How you communicate your plan is another matter. While it was useful for you to construct your plan on paper, in terms of communication to others you may wish to avail yourself of the full suite of communication architecture available: for example, in person, roadshows, town halls, podcast, blogs, email or position papers.

 

Show up as a leader

By now, you should feel very well prepared, your first 100 days plan is thorough and complete, and it is a great looking document to discuss with your boss on arrival on day one.

But, of course, on arrival on the first day in the role, your challenge is only just beginning. You now need to bring your plan to life, and execute it successfully.

The word ‘leader’ is an over-used and misunderstood term. In my experience, most business executives in major global corporations are professional managers, not leaders. You may believe you are a leader, you may have been told for years at your company that you are a leader, but I have rarely met anybody who is a real leader. Just because you are in a position of authority does not make you a leader.

What I mean is that executives are relying on the power and authority of their role to get things done and, like managers, they usually take up their role as someone involved in organising and marshalling resources in servicing a task passed to them by another. That’s a manager, a follower, not a leader.

Thousands of books have been written on the subject of leadership. It gets overly complicated to the extent that it feels like an impossible mission to lead anybody from point A to point B. I like to keep it simple.

 

As a leader you should:

• set a clear direction.
• bring people with you (boss, team, stakeholders, customers).
• deliver results by the end of the first 100 days.

In an attempt to keep it simple, I list these as the three key tasks of any leader, but please note that these are not separate tasks. These three tasks are inextricably linked and iterative and one cannot exist in isolation of the other.

 

Set a clear direction

No one knows the right answer about the future. But a leader will have the courage to put stakes in the ground early on and say: “I don’t have all the answers either, but let’s go there”.

‘There’ could be a new market, new products and services, or a total relaunch, or all of the aforementioned. It doesn’t matter what ‘there’ is – the leader has the guts to go for it.
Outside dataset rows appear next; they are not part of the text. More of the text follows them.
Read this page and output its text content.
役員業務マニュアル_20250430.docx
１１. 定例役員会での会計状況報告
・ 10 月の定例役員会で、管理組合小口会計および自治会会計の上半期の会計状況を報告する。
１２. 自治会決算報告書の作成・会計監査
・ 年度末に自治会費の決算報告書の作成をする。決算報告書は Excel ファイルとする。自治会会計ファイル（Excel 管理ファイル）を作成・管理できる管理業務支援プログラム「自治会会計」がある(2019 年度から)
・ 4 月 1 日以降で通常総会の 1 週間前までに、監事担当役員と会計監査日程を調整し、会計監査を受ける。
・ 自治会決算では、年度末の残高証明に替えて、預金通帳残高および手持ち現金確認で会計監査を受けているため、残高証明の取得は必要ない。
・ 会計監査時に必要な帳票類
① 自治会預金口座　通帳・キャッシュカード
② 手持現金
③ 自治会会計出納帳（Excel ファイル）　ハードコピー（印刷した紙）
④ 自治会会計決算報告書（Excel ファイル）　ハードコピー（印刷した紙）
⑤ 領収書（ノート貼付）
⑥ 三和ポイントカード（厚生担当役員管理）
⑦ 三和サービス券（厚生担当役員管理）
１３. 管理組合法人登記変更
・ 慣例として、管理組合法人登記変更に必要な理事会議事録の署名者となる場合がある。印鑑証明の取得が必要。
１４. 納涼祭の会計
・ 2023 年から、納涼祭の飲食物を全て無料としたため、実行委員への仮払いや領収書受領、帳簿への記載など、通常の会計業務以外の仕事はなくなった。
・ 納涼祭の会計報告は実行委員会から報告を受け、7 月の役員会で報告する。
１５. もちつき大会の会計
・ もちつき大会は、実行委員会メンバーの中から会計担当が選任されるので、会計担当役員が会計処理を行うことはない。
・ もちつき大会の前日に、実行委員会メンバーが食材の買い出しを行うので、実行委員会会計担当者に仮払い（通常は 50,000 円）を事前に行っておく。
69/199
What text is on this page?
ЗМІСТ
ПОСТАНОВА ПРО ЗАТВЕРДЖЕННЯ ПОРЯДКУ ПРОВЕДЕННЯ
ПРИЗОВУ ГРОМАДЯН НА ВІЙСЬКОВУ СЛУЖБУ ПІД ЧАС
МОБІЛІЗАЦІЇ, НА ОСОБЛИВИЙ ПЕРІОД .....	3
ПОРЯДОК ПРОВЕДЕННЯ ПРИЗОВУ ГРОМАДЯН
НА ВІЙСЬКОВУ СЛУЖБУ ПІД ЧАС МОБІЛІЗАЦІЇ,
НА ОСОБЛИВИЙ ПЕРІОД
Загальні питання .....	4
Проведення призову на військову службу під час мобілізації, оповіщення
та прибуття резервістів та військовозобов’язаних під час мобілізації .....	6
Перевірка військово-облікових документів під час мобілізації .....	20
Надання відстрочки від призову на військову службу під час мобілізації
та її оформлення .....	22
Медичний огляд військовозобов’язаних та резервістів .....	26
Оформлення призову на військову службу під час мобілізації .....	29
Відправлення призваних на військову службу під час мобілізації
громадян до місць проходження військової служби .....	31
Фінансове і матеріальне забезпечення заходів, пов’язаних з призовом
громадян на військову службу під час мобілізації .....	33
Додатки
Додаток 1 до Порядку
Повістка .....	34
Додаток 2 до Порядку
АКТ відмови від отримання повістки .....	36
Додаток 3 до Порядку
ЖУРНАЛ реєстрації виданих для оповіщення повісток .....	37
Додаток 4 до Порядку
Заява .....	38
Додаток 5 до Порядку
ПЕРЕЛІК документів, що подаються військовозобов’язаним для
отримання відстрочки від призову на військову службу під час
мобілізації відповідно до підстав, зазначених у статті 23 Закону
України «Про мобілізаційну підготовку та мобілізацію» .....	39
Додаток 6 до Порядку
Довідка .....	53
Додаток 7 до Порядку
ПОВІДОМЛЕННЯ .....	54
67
The more clarity on the end point, and the plan to get to the end point, then of course the easier the journey will be for everyone to get there.

 

Bring people with you

Of course, if only the leader goes ‘there’, nothing much happens in terms of progress. Never underestimate how much you have to keep communicating your direction in the first 100 days, and the reasons for your direction, to others.

 

Even when you don’t know all the answers, keep communicating. And, of course, this is not one person trying to move a mountain, people will spontaneously follow you when they understand more about your direction and believe in you.

 

Deliver results

Reaching ‘there’ and attempts to get ‘there’ will have been a good idea and a good plan only if results prove it. Otherwise, we all realise the leader made a big mistake on direction and we were foolish to follow.

The delivery of the right results demonstrates the quality of the leader in terms of ability to set a clear direction and bring the people with him/her.